Temat: Znany poznaniak nawołuje do linczu jednego z widzów...
Jakub Kuzimski:
ludzie, ani nie wiecie jaki on jest, ani nie macie pojęcia jacy ludzie przychodzą na jego koncerty. To nie zaden feel ani maryla rodowicz wiec sobie odpuscie te komentarze o tym jaki to wstyd, bo moze jako najwazniejsza informacja na portalach internetowych wyglada to szokująco, ale wystarczy poprzebywać w takim środowisku i się okaże, że to normalka...proponuje sie przejsc po 22 na staszica i komus pokazac faka...
media robią szum dla szumu, nie raz widzialem koncerty nawet takie "dla rodzin" gdzie wykonawca sie wpienil na kogos przed sceną i przy dzieciach i matkach zaczął rzucać kurwami...to wszystko to żaden wyjątek, ale dajecię się wciągnąć w ten szum i przeżywać jak jakąś katastrofę...

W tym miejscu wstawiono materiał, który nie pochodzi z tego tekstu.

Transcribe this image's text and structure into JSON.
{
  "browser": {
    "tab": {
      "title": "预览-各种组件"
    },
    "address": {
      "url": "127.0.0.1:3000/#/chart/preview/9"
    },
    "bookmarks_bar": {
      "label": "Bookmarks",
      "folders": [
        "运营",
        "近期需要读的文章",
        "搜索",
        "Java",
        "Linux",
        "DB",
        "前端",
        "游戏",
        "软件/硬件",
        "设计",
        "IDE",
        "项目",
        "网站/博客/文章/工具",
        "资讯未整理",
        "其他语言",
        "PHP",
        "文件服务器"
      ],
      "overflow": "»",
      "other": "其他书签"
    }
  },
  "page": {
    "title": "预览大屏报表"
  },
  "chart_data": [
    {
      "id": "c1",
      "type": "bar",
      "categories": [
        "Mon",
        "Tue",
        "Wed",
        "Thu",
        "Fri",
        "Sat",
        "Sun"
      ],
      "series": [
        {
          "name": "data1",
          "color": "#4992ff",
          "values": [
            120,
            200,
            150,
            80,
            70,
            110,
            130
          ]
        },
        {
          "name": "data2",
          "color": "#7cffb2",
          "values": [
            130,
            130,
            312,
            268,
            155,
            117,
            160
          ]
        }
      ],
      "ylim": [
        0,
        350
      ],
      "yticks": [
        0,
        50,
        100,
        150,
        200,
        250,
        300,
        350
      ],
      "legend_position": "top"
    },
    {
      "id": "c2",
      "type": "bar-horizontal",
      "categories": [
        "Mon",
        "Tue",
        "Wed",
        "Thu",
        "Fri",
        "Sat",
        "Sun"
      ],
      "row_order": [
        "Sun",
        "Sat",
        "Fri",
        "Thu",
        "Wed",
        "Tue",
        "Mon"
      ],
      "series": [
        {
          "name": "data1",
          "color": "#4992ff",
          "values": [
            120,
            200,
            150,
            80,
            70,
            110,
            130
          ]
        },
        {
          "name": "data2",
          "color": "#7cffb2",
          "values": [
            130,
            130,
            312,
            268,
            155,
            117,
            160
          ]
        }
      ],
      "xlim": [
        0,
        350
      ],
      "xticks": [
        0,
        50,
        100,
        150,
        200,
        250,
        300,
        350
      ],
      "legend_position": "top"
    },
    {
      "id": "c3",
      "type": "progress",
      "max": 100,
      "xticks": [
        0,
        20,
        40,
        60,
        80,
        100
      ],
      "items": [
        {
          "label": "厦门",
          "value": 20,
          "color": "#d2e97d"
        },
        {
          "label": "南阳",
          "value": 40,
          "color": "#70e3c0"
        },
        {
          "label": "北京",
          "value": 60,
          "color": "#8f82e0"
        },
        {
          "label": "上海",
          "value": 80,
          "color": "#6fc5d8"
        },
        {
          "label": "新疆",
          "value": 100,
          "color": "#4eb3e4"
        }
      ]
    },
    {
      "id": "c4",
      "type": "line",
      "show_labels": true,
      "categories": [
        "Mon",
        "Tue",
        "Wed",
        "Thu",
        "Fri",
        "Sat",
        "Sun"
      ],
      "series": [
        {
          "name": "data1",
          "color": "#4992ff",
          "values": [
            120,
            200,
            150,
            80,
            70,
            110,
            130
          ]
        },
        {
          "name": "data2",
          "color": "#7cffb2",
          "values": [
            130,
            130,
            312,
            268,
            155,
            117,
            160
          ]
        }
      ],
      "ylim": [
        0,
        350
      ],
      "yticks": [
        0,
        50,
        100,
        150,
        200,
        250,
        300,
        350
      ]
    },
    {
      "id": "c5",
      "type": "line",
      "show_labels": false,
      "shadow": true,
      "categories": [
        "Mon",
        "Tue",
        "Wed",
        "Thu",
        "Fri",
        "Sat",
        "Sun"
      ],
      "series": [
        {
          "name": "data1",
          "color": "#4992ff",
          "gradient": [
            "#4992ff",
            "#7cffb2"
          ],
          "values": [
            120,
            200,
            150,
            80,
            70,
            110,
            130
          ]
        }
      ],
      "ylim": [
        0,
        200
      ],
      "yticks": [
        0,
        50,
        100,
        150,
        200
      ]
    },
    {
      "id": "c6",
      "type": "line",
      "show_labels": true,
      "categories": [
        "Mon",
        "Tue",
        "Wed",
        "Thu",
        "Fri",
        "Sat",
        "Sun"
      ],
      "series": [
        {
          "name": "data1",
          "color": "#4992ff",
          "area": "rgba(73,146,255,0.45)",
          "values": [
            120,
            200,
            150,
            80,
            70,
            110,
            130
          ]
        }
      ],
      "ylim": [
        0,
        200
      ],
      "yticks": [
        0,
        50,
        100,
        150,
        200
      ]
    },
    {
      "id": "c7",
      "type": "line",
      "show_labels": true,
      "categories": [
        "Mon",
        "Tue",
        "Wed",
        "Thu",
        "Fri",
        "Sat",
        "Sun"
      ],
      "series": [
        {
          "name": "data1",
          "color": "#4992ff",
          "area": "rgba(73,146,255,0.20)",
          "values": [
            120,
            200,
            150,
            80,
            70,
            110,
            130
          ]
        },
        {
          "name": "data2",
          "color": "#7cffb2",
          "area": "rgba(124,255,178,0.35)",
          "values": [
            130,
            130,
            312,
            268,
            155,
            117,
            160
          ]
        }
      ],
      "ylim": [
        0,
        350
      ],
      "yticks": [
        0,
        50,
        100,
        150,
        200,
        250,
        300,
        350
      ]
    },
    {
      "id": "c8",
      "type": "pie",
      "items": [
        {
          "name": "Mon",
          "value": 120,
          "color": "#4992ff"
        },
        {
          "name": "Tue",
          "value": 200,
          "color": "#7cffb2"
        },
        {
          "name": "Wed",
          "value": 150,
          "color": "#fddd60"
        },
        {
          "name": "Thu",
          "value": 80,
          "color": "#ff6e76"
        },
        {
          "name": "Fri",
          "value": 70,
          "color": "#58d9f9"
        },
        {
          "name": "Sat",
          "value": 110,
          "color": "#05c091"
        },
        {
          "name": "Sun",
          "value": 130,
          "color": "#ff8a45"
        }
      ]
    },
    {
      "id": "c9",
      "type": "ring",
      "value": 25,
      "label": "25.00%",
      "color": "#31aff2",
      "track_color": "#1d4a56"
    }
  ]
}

Czy byłeś na koncercie Ostrego????
Porównanie Ostrego i Peji to jak Nieba i Ziemi!!!!
Oester potrafi rymować z zacięciem, rymować o łyżce lub zapalniczce w ręce, a jak się nie podoba komuś jego zacięcie i talent to nie nawołuje do bijatyk tylko zbluzga gościa ripostami we freestyle ;))
Kilka lat temu, gdy Peja znów zyskał uznanie w mediach, była pierwsza impreza new yorker w Poznaniu, to Ostry poproszony o to, żeby wezwać dziewczynę, która zgubiła portfel w Arenie, to poprostu poleciał na free przed publiką i cała sytuacja wyszła nieziemsko spontanicznie. Nie dość, że rymował do dziewczyny, którą poprosił na scene, to jeszcze dopasowywał słowa do sytuacji i jej zachowania <była pełna tremy>.
Ja rozumiem, że Peja to taki pseudo gangsta ale fakt jest jeden, że nie potrafi panować nad nerwami, a jak sam rapuje "najlepszą obroną jest atak" tylko że ten "atak" był nieprzemyślany!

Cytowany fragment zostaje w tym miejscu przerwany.